As the saying goes, "We aren't afraid of gradient vanishing, but we don't want it either." Simply setting the initialization standard deviation smaller can make $\sigma$ smaller, thereby alleviating gradient vanishing while maintaining Post-Norm. Why not do it? Can it be set even smaller or even to zero? Generally, too small an initialization leads to a loss of diversity and narrows the model's trial-and-error space, which can bring negative effects. On balance, shrinking it to 1/2 of the standard is a relatively reliable choice.
Of course, some people do like to challenge the limits. Recently, I saw an article attempting to use nearly all-zero initialization for the entire model and achieved decent results. If you're interested, you can read "ZerO Initialization: Initializing Residual Networks with only Zeros and Ones".
Why Add an Extra Dense Layer for MLM?
Finally, regarding a detail of BERT's MLM model: why does BERT add an extra Dense layer and LN layer before the MLM probability prediction? Is it okay not to add them?
The answers I saw previously generally suggested that layers closer to the output are more Task-Specific. By adding an extra Dense layer, we hope this Dense layer is MLM-Specific, and then discard it during downstream fine-tuning because it's no longer MLM-Specific. This explanation seems somewhat reasonable, but it feels a bit metaphysical, as "Task-Specific" is not easy to analyze quantitatively.
Here I provide a more concrete explanation. In fact, it is still directly related to BERT's use of 0.02 standard deviation for initialization. As we just said, this initialization is quite small. If we predict the probability distribution by multiplying with Embeddings without adding an extra Dense layer, then the resulting distribution would be too uniform (before Softmax, every logit is close to 0), so the model wants to scale the values up. Now the model has two choices: first, scale up the values of the Embedding layer, but updating the Embedding layer is sparse and scaling them one by one is troublesome; second, scale up the input. We know the last layer of the BERT encoder is LN, and LN has a gamma parameter initialized to 1; just scaling up that parameter works.
Model optimization uses gradient descent, and we know it will choose the fastest path. Clearly, the second choice is faster, so the model will prioritize the second path. This leads to a phenomenon: the gamma value of the last LN layer will be relatively large. If a Dense+LN is not added before predicting the MLM probability distribution, then the gamma value of the last LN layer of the BERT encoder will be large, causing the variance of the last layer to be significantly larger than that of other layers, which is clearly not elegant. By adding an extra Dense+LN, the larger gamma is transferred to the new LN, while each layer of the encoder maintains consistency.
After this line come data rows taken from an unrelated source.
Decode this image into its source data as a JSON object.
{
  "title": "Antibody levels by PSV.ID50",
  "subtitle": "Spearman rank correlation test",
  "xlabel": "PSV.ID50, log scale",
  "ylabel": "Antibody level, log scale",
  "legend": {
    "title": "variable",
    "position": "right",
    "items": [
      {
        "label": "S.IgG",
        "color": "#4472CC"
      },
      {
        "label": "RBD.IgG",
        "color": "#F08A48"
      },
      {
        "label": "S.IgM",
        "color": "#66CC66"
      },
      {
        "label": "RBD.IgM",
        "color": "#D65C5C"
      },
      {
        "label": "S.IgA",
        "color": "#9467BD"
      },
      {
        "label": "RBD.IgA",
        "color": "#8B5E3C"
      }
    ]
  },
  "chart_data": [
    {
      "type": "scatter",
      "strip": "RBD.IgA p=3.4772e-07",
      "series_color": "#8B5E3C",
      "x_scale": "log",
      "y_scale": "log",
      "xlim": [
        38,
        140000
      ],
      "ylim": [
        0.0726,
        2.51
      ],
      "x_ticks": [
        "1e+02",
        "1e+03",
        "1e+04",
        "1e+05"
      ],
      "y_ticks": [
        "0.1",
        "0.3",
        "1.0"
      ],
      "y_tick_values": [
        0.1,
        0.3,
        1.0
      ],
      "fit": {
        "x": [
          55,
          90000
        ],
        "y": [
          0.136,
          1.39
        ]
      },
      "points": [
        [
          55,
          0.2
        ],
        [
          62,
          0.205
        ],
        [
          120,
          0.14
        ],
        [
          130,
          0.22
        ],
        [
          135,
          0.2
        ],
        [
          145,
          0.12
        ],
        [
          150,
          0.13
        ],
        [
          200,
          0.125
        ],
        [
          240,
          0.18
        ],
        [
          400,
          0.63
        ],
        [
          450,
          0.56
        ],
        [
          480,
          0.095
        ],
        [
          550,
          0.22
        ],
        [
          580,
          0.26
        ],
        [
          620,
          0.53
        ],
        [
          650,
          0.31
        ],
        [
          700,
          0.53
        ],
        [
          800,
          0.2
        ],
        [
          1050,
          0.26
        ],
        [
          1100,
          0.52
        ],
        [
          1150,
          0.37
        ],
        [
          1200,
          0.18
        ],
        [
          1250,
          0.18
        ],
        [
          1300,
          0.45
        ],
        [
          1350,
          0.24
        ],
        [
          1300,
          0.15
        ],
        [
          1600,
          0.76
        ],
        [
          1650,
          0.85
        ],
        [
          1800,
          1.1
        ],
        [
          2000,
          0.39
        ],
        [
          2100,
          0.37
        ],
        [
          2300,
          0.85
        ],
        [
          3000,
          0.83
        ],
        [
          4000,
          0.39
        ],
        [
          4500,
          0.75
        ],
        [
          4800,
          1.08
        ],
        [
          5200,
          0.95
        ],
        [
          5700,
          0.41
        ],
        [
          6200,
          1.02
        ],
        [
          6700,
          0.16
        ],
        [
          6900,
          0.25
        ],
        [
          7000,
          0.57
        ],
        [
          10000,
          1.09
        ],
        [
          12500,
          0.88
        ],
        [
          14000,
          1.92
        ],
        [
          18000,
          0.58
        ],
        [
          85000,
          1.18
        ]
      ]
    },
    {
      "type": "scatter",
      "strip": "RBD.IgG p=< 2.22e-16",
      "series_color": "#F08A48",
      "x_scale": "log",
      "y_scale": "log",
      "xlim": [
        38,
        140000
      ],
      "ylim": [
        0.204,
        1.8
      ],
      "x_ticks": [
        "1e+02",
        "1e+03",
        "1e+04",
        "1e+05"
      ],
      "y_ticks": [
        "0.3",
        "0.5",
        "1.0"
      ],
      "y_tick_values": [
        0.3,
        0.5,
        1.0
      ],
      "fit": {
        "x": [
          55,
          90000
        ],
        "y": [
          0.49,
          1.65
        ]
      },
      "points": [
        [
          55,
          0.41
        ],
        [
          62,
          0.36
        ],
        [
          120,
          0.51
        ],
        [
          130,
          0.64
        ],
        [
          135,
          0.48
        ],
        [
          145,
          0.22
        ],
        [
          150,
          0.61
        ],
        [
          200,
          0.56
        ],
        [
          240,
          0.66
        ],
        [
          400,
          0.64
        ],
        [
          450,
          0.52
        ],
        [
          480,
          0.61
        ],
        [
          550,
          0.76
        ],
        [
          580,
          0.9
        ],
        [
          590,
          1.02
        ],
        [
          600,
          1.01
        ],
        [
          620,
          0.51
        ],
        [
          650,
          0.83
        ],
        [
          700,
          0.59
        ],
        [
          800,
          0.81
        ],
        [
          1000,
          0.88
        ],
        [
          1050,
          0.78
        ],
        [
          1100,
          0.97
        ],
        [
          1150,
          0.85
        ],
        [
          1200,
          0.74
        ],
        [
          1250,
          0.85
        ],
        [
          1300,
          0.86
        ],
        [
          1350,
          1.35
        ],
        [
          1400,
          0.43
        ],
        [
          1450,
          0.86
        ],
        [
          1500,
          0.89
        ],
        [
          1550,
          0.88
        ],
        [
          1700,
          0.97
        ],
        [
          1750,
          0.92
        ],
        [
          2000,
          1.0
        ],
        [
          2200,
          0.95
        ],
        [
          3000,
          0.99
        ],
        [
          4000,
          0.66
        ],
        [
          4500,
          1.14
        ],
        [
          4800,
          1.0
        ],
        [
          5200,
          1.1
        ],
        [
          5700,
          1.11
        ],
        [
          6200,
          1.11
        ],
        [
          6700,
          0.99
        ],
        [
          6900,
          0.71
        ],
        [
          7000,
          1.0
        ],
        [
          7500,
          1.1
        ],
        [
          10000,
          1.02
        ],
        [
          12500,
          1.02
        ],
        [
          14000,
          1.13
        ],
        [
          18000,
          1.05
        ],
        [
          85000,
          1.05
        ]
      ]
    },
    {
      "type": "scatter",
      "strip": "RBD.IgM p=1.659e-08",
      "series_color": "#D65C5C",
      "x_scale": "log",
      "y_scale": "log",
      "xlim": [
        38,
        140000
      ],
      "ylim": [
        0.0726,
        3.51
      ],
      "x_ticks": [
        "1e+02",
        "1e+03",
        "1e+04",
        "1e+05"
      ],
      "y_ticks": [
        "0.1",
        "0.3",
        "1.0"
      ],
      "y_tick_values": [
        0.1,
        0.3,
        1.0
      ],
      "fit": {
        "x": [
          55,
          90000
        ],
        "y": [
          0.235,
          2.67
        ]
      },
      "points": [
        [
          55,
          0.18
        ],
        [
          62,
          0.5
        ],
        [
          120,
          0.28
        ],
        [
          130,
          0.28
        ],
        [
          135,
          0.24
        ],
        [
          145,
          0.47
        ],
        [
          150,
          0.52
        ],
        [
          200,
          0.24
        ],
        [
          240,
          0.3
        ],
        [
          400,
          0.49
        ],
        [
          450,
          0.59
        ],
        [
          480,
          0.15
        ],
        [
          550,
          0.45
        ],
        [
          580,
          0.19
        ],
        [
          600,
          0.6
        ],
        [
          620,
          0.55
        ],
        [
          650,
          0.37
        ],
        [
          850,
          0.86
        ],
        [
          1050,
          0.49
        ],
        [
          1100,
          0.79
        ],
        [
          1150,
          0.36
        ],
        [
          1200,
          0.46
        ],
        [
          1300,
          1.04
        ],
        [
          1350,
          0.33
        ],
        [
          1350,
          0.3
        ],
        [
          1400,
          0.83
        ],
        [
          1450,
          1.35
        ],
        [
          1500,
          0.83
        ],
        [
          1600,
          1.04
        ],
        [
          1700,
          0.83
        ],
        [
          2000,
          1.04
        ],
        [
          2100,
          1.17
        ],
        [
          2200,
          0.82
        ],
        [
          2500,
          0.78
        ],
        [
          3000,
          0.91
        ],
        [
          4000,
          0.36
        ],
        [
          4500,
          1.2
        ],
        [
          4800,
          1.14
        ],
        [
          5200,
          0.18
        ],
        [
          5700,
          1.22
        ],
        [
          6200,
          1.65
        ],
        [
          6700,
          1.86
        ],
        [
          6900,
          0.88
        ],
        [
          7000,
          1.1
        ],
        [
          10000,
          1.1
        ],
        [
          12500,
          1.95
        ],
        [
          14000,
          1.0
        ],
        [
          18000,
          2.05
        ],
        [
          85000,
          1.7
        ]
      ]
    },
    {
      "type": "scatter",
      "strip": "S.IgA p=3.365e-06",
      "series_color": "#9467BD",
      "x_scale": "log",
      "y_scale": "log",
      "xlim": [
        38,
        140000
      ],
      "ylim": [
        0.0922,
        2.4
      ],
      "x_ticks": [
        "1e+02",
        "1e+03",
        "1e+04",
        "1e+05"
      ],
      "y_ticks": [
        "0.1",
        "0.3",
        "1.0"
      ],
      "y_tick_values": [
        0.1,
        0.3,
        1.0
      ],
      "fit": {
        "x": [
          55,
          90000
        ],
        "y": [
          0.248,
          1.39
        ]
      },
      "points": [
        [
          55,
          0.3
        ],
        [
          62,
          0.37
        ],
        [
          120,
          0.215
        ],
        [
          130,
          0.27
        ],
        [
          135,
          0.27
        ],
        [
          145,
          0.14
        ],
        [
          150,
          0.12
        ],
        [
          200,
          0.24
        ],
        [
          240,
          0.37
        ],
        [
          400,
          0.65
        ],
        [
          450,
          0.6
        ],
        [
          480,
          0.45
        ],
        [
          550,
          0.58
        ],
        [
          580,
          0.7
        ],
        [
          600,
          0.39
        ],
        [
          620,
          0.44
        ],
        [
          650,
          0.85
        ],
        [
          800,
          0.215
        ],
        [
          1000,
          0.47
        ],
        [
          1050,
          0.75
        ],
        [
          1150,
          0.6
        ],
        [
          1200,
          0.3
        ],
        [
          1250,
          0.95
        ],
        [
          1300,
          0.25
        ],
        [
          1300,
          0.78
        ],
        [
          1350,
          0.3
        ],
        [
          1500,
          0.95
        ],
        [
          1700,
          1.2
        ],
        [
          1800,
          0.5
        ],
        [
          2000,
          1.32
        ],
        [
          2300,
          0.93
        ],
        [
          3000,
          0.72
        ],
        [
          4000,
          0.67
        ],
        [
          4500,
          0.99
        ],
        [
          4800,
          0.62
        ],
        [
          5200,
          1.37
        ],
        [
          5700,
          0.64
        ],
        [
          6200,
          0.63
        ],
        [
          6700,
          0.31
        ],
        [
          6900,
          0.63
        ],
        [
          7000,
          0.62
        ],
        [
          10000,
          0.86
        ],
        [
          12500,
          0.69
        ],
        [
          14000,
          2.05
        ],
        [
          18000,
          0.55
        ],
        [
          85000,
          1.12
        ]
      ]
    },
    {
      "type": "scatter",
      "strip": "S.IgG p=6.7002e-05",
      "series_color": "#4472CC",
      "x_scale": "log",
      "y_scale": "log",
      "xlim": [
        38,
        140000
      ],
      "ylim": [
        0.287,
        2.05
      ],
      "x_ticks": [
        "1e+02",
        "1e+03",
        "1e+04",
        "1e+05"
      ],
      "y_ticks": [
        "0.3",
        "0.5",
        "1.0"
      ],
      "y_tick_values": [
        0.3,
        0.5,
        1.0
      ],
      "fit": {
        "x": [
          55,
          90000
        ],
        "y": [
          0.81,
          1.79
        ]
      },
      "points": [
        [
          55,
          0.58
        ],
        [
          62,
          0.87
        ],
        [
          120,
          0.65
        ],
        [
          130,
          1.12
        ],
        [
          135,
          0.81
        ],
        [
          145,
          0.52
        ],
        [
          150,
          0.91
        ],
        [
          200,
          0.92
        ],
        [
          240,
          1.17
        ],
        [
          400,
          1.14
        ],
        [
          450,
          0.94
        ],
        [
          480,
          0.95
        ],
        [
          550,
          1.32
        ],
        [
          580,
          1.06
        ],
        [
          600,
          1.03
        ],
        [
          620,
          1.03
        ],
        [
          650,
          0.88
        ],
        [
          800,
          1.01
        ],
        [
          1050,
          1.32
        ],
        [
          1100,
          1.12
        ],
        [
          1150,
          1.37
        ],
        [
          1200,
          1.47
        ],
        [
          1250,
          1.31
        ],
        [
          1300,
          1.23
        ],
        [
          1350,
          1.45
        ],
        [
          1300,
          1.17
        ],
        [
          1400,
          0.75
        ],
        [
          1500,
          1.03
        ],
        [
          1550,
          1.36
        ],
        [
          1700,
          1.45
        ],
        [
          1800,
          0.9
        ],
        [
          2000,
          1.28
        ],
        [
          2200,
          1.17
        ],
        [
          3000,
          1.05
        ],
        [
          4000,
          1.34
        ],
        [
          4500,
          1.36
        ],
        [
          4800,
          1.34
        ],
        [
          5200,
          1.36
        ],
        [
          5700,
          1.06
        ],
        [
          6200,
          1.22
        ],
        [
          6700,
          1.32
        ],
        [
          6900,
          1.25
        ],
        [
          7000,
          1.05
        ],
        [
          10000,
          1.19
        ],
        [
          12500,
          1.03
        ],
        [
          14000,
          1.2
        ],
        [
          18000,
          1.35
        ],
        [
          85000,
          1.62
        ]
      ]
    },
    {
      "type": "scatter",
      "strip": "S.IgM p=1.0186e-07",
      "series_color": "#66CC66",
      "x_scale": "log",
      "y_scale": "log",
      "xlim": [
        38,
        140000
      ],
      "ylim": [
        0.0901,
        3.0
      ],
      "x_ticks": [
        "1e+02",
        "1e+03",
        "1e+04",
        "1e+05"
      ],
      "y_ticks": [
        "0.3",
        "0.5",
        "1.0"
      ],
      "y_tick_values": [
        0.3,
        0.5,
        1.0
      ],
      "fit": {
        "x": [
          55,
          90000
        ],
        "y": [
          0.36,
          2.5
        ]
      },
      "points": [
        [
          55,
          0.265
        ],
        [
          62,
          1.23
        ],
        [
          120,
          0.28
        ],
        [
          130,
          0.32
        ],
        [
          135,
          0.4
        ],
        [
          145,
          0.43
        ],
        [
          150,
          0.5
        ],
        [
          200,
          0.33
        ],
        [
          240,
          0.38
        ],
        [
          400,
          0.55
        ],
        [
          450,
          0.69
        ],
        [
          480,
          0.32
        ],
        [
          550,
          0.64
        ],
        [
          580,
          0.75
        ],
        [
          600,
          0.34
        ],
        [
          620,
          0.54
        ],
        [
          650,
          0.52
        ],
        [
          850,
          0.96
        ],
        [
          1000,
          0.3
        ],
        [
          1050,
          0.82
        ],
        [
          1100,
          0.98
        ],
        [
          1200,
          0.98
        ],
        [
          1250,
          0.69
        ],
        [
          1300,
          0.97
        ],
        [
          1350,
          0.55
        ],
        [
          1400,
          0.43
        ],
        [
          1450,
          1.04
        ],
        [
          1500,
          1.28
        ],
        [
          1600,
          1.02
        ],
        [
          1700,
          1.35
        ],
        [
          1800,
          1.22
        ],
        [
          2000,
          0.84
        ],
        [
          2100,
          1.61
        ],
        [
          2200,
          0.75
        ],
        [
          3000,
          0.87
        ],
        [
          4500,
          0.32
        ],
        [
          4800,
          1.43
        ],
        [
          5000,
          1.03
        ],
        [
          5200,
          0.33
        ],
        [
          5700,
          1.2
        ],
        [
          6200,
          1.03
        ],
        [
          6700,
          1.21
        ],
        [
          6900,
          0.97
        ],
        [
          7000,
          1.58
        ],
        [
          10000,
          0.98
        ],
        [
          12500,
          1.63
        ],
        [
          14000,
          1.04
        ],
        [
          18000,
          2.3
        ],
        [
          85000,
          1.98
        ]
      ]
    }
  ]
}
In fact, readers can observe the gamma values of each LN layer in BERT themselves, and they will find that the gamma value of the last LN layer is indeed significantly larger. This verifies our hypothesis!
Conclusion
This article has attempted to answer several questions related to the model optimization of Transformer and BERT. Some are results I found in my own pre-training work, and some are intuitive imaginations combined with my experience. In any case, consider this a reference answer. If there are any inaccuracies, I hope you will be patient and offer corrections.